Holding herself with that natural elegance that had first attracted Kite’s eye, Kite led her from Mulgrave’s carriage that had brought the two black women into town. Passing through the counting house, Kite and Puella ascended the steps into Mulgrave’s gloomy office where Mulgrave and his attorney, a Mr Garvey, along with Wentworth, had the document drawn up for the principals’ and the witnesses’ signatures.
Dorothea had secretly coached Puella, so that when Garvey pointed to the place she should make her mark, Puella wrote in a sure, round hand, Puella Kite-Mulgrave. Kite could scarce hide his astonishment, both at Puella’s ability to write, and to the grand name she had taken. Mulgrave’s calm acceptance of the news was clear evidence that he had connived at it. Signed by Kite and Puella, witnessed by Mulgrave and Wentworth, and finally sealed by Garvey, Kite handed the instrument of manumission to Puella.
‘With this, Puella, we strike the last iron fetters from you.’
Puella curtseyed as she had been taught, and said, ‘I thank you.’
Kite, having bowed over her hand, pressed a kiss on her cheek. Still holding Puella’s hand, Kite turned to Mulgrave. ‘Sir, while it was long my intention to manumit Puella, I cannot conceive of any circumstances in which I could have done so without your assistance. We are both most grateful.’
Mulgrave smiled and shook his head dismissively. ‘Mr Garvey had the burden of the task,’ he said, stepping forward and taking Puella’s hand from Kite. His dark eyes glittered with pleasure as bent and kissed it. Mulgrave was followed by Wentworth and Garvey. Dorothea clasped her tribal sister, then Mulgrave led the company to a table where wine and sweetmeats were laid out. Later, as Kite followed Dorothea, Puella and Mulgrave into the carriage to return to the house, Garvey pressed into his hand a second paper with the words, ‘Mr Mulgrave is a great benefactor, sir. A great benefactor.’
Settling himself in the carriage and smiling at Puella, Kite broke the wafer as the black coachman whipped up the horses and they jerked forward. When he had read the short letter, he looked up at Mulgrave sitting opposite, beside Dorothea. Mulgrave stared steadfastly out of the window and Kite felt a great affection from the graven features of this strange, aloof man.

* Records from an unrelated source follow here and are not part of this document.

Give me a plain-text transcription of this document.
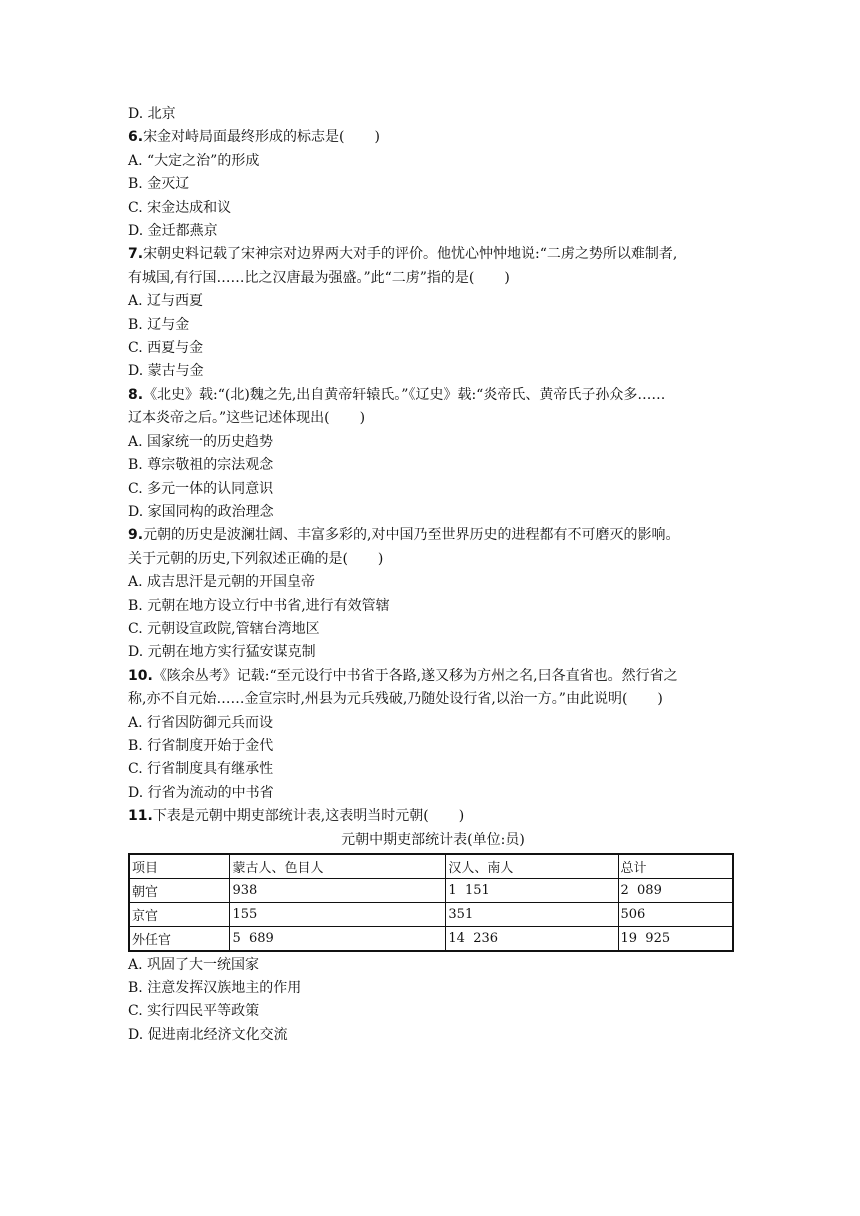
D. 北京
6.宋金对峙局面最终形成的标志是( )
A. “大定之治”的形成
B. 金灭辽
C. 宋金达成和议
D. 金迁都燕京
7.宋朝史料记载了宋神宗对边界两大对手的评价。他忧心忡忡地说:“二虏之势所以难制者,
有城国,有行国……比之汉唐最为强盛。”此“二虏”指的是( )
A. 辽与西夏
B. 辽与金
C. 西夏与金
D. 蒙古与金
8.《北史》载:“(北)魏之先,出自黄帝轩辕氏。”《辽史》载:“炎帝氏、黄帝氏子孙众多……
辽本炎帝之后。”这些记述体现出( )
A. 国家统一的历史趋势
B. 尊宗敬祖的宗法观念
C. 多元一体的认同意识
D. 家国同构的政治理念
9.元朝的历史是波澜壮阔、丰富多彩的,对中国乃至世界历史的进程都有不可磨灭的影响。
关于元朝的历史,下列叙述正确的是( )
A. 成吉思汗是元朝的开国皇帝
B. 元朝在地方设立行中书省,进行有效管辖
C. 元朝设宣政院,管辖台湾地区
D. 元朝在地方实行猛安谋克制
10.《陔余丛考》记载:“至元设行中书省于各路,遂又移为方州之名,曰各直省也。然行省之
称,亦不自元始……金宣宗时,州县为元兵残破,乃随处设行省,以治一方。”由此说明( )
A. 行省因防御元兵而设
B. 行省制度开始于金代
C. 行省制度具有继承性
D. 行省为流动的中书省
11.下表是元朝中期吏部统计表,这表明当时元朝( )
元朝中期吏部统计表(单位:员)
项目	蒙古人、色目人	汉人、南人	总计
朝官	938	1  151	2  089
京官	155	351	506
外任官	5  689	14  236	19  925
A. 巩固了大一统国家
B. 注意发挥汉族地主的作用
C. 实行四民平等政策
D. 促进南北经济文化交流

He had settled an annuity of two hundred pounds upon Puella.
The departure of the Spitfire was subject to a number of delays, but finally decided upon for Lady Day, 1756. By that time the war was impinging increasingly upon trade in the West Indies, where merchant shipping was now under convoy. The passage of frigates and sloops in and out of English Harbour was no longer the desultory occasion it had been a few months earlier. Already the idlers inhabiting the waterfront of St John’s, Willoughby, Falmouth and Parham, had been swept up by a hot press sent in ship’s boats from the naval establishment at English Harbour. Here they had been found enforced employment in the small Leeward Islands squadron.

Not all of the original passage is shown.